Following image displays a sample output:
operation: Block Hash
Input parameters
| Parameter |
Description |
| Filehash (Only SHA256) |
Filehash of the threat that you want to add to the Global Quarantine List or the Global Safe List in CylancePROTECT. |
| List Type |
The list type to which the threat belongs. Choose between Global Quarantine List or Global Safe List. |
| Category |
Required only if the list type is the Global Safe List. Choose one of the following categories:
Drivers
None
Important: There are other categories, such as Admin Tool, Internal Application, etc, present in the Global Safe List, which are currently not supported. |
| Reason |
Reason why you want to add this file to the Global Quarantine List or the Global Safe List. |
| File Name |
(Optional) Name of the file that you want to add to the Global Quarantine List or the Global Safe List. |
Output
The JSON output returns a Success message if the filehash you have specified is successfully added to the Global Quarantine List or the Global Safe List in CylancePROTECT or an Errormessage containing the reason for failure.
Following image displays a sample output:
operation: Unblock Hash
Input parameters
| Parameter |
Description |
| Filehash (Only SHA256) |
Filehash of the threat that you want to remove from the Global Quarantine List or Global Safe List in CylancePROTECT. |
| List Type |
The list type to which the threat belongs.

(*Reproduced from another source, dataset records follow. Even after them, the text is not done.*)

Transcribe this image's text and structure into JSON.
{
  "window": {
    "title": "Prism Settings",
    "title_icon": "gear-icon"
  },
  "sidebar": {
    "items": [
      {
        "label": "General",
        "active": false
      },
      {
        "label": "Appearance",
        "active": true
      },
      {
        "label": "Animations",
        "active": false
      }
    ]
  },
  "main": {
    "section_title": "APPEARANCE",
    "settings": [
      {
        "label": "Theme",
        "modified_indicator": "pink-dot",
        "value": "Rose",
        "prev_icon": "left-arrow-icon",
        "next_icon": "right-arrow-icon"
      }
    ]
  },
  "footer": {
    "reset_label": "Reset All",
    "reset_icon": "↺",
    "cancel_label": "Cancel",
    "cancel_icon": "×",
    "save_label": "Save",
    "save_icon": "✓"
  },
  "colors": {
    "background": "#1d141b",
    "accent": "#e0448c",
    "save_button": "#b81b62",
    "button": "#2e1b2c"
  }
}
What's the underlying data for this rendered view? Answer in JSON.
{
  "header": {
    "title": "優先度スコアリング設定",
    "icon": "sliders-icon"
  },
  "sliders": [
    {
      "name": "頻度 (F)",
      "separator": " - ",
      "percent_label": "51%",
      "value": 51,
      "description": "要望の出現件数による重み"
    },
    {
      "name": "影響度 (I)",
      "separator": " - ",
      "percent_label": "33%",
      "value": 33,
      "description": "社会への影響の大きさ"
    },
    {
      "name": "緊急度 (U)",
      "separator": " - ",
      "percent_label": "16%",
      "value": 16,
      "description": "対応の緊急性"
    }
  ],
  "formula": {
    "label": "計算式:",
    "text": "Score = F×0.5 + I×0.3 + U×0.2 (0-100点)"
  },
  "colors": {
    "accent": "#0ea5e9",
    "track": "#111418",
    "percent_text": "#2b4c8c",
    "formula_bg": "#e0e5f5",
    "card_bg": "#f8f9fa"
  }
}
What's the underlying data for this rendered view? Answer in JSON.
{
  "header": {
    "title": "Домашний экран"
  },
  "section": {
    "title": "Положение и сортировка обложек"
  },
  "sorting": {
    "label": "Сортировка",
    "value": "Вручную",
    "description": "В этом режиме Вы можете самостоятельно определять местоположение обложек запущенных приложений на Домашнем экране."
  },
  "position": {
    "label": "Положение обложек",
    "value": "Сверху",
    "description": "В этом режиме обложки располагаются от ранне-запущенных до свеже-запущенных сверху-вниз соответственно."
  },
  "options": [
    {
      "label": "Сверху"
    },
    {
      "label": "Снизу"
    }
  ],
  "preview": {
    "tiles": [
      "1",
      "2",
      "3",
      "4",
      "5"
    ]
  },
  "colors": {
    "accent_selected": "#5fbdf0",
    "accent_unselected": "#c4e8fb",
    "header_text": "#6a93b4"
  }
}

Choose between Global Quarantine List or Global Safe List. |
Output
The JSON output returns a Success message if the filehash you have specified is successfully removed from the Global Quarantine List or the Global Safe List in CylancePROTECT or an Errormessage containing the reason for failure.
Following image displays a sample output:
Included playbooks
The Sample-CylancePROTECT-1.0.0 playbook collection comes bundled with the CylancePROTECT connector. This playbook contains steps using which you can perform all supported actions. You can see the bundled playbooks in the Automation > Playbooks section in FortiSOAR™ after importing the CylancePROTECT connector.
- Block Hash
- Get Device Information
- Get Devices
- Get Device Threats
- Get Global List
- Get Policies
- Get Threat Details
- Get Threat Devices
- Get Threats
- Get Device Zones
- Get Zones
- Unblock Hash
- Update Device Information
- Update Device Threat
Note: If you are planning to use any of the sample playbooks in your environment, ensure that you clone those playbooks and move them to a different collection since the sample playbook collection gets deleted during connector upgrade and delete.